A primeira-ministra italiana, Giorgia Meloni, elogiou Zanardi como “uma pessoa extraordinária que foi capaz de transformar cada provação da vida numa lição de coragem, força e dignidade”. “Com os seus sucessos desportivos, o seu exemplo e a sua humanidade, ele deu-nos a todos mais do que apenas a vitória: deu-nos esperança, orgulho e força para nunca desistir”.
Até grandes clubes de futebol como Inter de Milão e Juventus Torino expressaram imediatamente suas condolências e prestaram homenagem ao grande atleta nas redes sociais. “Gazzetta dello Sport” escreveu: “O piloto e paraolímpico que ensinou a Itália a nunca desistir.”
Tempos difíceis para a Fórmula 1 em Miami
A Fórmula 1 foi atingida pela notícia da morte em Miami naquela noite. A corrida de velocidade e a qualificação acontecem lá hoje. Zanardi, assim como o atual líder Kimi Antonelli, de Bolonha, terminou a primeira de mais de 40 corridas de Fórmula 1 na fase final da temporada de 1991. Após o fim temporário da categoria rainha do automobilismo após a temporada de 1994, eles retornaram por um ano em 1999. Companheiro de equipe na época: Ralf Schumacher, que agora trabalha como especialista em TV.
Depois vieram as imagens de terror. A terrível queda de Zanardi na Champ Car Series em Lausitzring. Era 15 de setembro de 2001. Um acidente terrível. O italiano desviou o carro e bateu em um carro rival. Sobreviver a um acidente é nada menos que um milagre.
Num helicóptero a caminho de um hospital de emergência em Berlim, Janardi teve de ser ressuscitado sete vezes. Ele perdeu muito sangue, mas Janardi sobreviveu. No entanto, ambas as pernas tiveram que ser amputadas. Ele não deixou que isso o impedisse e voltou a correr depois de uma longa reabilitação.

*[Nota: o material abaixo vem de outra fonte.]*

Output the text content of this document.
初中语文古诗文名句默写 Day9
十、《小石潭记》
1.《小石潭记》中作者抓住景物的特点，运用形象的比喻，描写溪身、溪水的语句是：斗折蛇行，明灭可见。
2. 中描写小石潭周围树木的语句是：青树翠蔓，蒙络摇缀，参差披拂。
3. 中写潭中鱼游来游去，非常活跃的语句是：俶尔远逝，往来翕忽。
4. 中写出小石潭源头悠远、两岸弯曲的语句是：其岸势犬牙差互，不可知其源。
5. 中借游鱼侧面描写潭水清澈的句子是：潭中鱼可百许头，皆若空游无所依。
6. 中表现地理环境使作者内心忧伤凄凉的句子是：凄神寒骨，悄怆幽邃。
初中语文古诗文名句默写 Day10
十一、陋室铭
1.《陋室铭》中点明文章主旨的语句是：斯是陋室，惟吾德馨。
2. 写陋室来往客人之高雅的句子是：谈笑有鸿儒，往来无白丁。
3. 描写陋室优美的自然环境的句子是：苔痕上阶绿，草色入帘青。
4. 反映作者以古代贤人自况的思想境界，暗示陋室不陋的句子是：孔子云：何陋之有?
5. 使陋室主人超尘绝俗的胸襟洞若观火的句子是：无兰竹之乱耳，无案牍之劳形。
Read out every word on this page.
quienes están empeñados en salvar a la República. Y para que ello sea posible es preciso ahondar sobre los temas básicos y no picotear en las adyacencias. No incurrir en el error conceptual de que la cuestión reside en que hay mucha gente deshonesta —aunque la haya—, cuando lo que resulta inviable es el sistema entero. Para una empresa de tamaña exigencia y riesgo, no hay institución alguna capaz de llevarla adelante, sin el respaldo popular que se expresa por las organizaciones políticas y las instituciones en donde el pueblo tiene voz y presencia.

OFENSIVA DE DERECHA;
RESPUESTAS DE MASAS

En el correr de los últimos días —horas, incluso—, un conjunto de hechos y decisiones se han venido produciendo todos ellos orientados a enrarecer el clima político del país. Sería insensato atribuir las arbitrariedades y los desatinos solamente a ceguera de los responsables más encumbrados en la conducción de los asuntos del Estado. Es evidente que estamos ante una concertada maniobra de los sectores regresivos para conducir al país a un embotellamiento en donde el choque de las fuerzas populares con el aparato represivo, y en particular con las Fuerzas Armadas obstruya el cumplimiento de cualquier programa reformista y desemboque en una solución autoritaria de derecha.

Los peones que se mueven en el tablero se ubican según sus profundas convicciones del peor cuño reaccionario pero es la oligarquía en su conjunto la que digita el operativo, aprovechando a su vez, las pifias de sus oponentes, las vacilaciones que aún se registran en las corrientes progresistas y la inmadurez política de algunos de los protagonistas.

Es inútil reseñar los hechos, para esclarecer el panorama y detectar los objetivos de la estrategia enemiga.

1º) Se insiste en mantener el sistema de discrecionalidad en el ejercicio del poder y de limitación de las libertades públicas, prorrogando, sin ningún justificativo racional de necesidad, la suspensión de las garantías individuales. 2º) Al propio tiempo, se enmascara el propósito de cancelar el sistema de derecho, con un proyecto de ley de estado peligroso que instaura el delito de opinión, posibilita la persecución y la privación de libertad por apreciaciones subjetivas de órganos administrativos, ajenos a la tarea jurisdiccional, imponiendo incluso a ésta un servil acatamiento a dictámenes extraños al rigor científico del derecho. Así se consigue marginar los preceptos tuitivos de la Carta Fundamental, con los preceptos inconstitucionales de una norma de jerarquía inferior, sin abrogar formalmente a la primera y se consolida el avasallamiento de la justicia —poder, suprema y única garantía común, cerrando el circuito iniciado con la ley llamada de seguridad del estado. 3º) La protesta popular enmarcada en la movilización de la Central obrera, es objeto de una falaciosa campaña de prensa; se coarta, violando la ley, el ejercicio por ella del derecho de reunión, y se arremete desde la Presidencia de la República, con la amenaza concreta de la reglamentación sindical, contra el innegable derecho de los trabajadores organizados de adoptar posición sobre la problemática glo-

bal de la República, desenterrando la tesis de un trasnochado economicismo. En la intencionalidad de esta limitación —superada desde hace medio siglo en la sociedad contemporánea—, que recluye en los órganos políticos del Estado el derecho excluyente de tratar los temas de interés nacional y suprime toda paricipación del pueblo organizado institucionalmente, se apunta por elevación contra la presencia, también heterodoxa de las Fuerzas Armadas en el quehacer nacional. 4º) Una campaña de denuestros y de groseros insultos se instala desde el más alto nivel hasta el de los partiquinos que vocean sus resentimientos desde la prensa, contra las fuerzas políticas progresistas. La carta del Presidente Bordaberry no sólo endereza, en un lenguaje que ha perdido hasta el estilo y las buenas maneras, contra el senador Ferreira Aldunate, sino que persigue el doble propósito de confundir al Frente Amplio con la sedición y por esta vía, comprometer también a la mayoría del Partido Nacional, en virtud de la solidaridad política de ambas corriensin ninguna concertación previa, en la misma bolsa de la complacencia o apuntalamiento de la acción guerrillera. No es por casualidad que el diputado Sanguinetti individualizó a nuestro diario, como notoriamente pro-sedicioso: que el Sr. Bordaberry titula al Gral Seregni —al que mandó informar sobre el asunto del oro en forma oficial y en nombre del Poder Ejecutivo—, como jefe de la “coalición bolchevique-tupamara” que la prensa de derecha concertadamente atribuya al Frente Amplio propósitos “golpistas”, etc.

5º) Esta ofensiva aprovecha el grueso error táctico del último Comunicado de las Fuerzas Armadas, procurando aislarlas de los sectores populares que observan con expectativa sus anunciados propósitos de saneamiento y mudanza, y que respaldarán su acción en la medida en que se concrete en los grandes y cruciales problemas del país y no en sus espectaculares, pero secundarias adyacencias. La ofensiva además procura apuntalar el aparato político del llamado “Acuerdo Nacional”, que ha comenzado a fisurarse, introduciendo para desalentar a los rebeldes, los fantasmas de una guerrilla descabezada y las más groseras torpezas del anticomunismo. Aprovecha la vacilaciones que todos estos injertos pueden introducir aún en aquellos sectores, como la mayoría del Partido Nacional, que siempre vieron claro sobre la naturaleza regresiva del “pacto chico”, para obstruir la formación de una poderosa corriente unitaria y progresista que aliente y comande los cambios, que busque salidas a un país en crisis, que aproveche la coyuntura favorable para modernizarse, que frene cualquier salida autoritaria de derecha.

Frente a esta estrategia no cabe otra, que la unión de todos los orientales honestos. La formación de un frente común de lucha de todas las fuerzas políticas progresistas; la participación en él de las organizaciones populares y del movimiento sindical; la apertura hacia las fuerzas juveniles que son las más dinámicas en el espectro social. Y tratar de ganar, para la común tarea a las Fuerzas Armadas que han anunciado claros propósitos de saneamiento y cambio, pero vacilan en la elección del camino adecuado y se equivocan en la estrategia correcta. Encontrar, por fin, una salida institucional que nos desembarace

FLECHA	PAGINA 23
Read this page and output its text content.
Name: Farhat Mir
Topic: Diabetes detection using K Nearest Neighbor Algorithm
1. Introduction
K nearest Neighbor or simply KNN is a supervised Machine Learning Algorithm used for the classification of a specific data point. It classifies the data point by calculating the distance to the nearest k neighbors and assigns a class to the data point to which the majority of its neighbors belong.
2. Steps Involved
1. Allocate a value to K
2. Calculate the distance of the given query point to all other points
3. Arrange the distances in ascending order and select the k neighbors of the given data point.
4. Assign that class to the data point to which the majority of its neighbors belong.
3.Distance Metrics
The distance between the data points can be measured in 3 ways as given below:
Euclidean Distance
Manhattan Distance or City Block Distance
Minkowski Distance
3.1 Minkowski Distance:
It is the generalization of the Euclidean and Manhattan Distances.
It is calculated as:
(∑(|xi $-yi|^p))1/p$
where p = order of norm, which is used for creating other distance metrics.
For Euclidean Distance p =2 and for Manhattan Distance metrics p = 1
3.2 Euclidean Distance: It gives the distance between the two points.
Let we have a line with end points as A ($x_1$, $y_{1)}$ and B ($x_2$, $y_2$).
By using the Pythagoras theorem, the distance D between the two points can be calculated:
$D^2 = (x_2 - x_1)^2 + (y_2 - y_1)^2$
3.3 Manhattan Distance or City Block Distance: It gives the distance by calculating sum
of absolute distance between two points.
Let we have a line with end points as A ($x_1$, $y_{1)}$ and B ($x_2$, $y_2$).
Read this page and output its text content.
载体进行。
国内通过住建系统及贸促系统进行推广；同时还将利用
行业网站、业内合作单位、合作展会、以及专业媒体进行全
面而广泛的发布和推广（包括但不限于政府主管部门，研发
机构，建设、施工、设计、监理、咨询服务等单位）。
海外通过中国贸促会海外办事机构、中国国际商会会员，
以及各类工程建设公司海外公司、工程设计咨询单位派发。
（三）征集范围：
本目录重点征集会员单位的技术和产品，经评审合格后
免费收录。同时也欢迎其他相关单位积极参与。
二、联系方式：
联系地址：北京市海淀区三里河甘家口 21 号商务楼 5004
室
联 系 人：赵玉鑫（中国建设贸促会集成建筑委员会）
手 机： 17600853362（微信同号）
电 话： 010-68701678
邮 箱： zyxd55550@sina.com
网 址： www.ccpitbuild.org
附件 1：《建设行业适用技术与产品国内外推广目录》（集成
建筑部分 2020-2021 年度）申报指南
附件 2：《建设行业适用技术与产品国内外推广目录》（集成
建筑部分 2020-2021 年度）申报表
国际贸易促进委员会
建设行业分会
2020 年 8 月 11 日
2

Apenas dois anos após o acidente em Lassitzring, Zanardi voltou ao cockpit de um carro de corrida – modificado para atender às suas necessidades. Ele comemorou quatro vitórias no German Touring Car Masters. Mas não é só isso, Zanardi participou das Paraolimpíadas de 2012 e 2016 e conquistou o ouro na hand bike. Nesse meio tempo, ele viajou para o Havaí e terminou no Campeonato Mundial de Ironman em 2014 e 2015.
Em 2019, o incansável e indomável Zanardi participou de um dos maiores clássicos do automobilismo, as lendárias 24 Horas de Daytona. E então Janardi conseguiu de novo – não de carro. Numa estrada inclinada perto de Pienza, ele teria atravessado sua bicicleta de mão para o lado oposto e colidido com um caminhão. O próximo acidente terrível teve novamente consequências graves. Em junho de 2020, os médicos falaram sobre uma “delicada operação neurocirúrgica”.
No ano seguinte, sua esposa disse que conseguia se comunicar com ele, mas não conseguia falar. Mas ele ainda tem muita força nos braços e nas mãos. Até 1º de maio de 2026. “Alex faleceu pacificamente, cercado pelo amor de seus entes queridos”, disse a família em comunicado.